I’ve been reviewing tech products for 25 years, but this is the first time I’ve ever written about a strip of elastic.
It’s called the TickerBlocker. “What we’ve created,” the inventors wrote to me, “is a low-tech solution to a high-tech problem: spoilers for sports fans, and information overload for everybody.”
They were referring to the information ticker that scrolls across the bottom of your TV screen on sports and news channels.
I’ve had my beefs with those tickers for years. They’re distracting. They’re unnecessary. They presume to know your reading speed. (In Europe, they don’t actually scroll. Each headline appears, in full, at the bottom of the screen, and lingers for a few moments. That’s less annoying, and you can read at your own speed.)
When I complained about that ticker in a 2008 column, a reader wrote: “David: I’ve been hoping that TV manufacturers would add a ‘cover the crawl’ feature that would just put a black bar over the crawl.”
I wrote back: “I love it! But cynic that I am, I’m quite confident that no TV company will ever offer this feature; the cable companies would scream bloody murder. Although there’s nothing to stop some enterprising entrepreneur from marketing a horizontal strip of black vinyl that you tape onto your screen yourself…”
I was kind of joking. But a couple of enterprising entrepreneurs took me seriously—which brings us, six years later, to the TickerBlocker.
It’s a stretchy black six-foot strip of elastic with Velcro on the ends. You’re supposed to strap it across your flat-screen TV, blocking the ticker.
I mean, how dumb, right? But also how brilliant! I know—I know—there are people out there who would absolutely install this thing. Especially since it’s just $10.
The research for this review took all of about six minutes. I tuned in to ESPN. I peeled the adhesive off of the Velcro pad—
—and affixed it to the back of the set. The other Velcro patch went on the other back side. The corresponding Velcro on the ends of the TickerBlocker gripped the patches nice and tight.
The only even vaguely high-tech part of the whole thing is that the elastic remains opaque no matter how much you stretch it.
What I discovered is that, well, the TickerBlocker blocks the ticker.
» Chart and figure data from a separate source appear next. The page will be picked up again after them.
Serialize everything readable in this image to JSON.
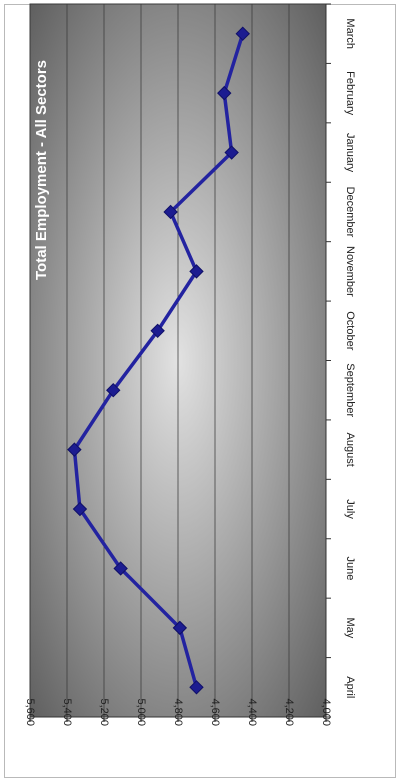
{
  "chart_data": {
    "type": "line",
    "title": "Total Employment - All Sectors",
    "categories": [
      "April",
      "May",
      "June",
      "July",
      "August",
      "September",
      "October",
      "November",
      "December",
      "January",
      "February",
      "March"
    ],
    "values": [
      4700,
      4790,
      5110,
      5330,
      5360,
      5150,
      4910,
      4700,
      4840,
      4510,
      4550,
      4450
    ],
    "ylim": [
      4000,
      5600
    ],
    "yticks": [
      4000,
      4200,
      4400,
      4600,
      4800,
      5000,
      5200,
      5400,
      5600
    ],
    "ytick_labels": [
      "4,000",
      "4,200",
      "4,400",
      "4,600",
      "4,800",
      "5,000",
      "5,200",
      "5,400",
      "5,600"
    ],
    "orientation": "rotated 90° clockwise",
    "grid": true,
    "legend": "none",
    "colors": {
      "line": "#2323a0",
      "marker": "#1c1c90",
      "plot_bg_dark": "#575757",
      "plot_bg_light": "#e2e2e2",
      "gridline": "#3a3a3a",
      "title_text": "#ffffff"
    }
  }
}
On ESPN, anyway. Perfectly.
It’s not tall enough, however, to cover the ticker on news stations. On Bloomberg, for example, it looks kind of pathetic:
That’s probably because the inventors of the TickerBlocker were sports fans. When they watched a game live, the ticker kept revealing the final scores of games they were recording and had planned to watch later. The ticker ruined the surprise.
In any case, I suppose you could probably get two or three of these things to block the news stations’ tickers. (It’s $18 for two, $24 for three.)
Each comes with extra Velcro patches, but you can move and adjust them, which I did. They didn’t leave any adhesive on my TV.
As the creators point out, March Madness is “prime TickerBlocker time,” what with all those overlapping basketball games on TV. They also maintain that their elastic strip makes TV less annoying for seniors and kids with attention disorders, but that may be stretching it (heh).
So there you go: a $10 strip of elastic that does just what it says. Now you know.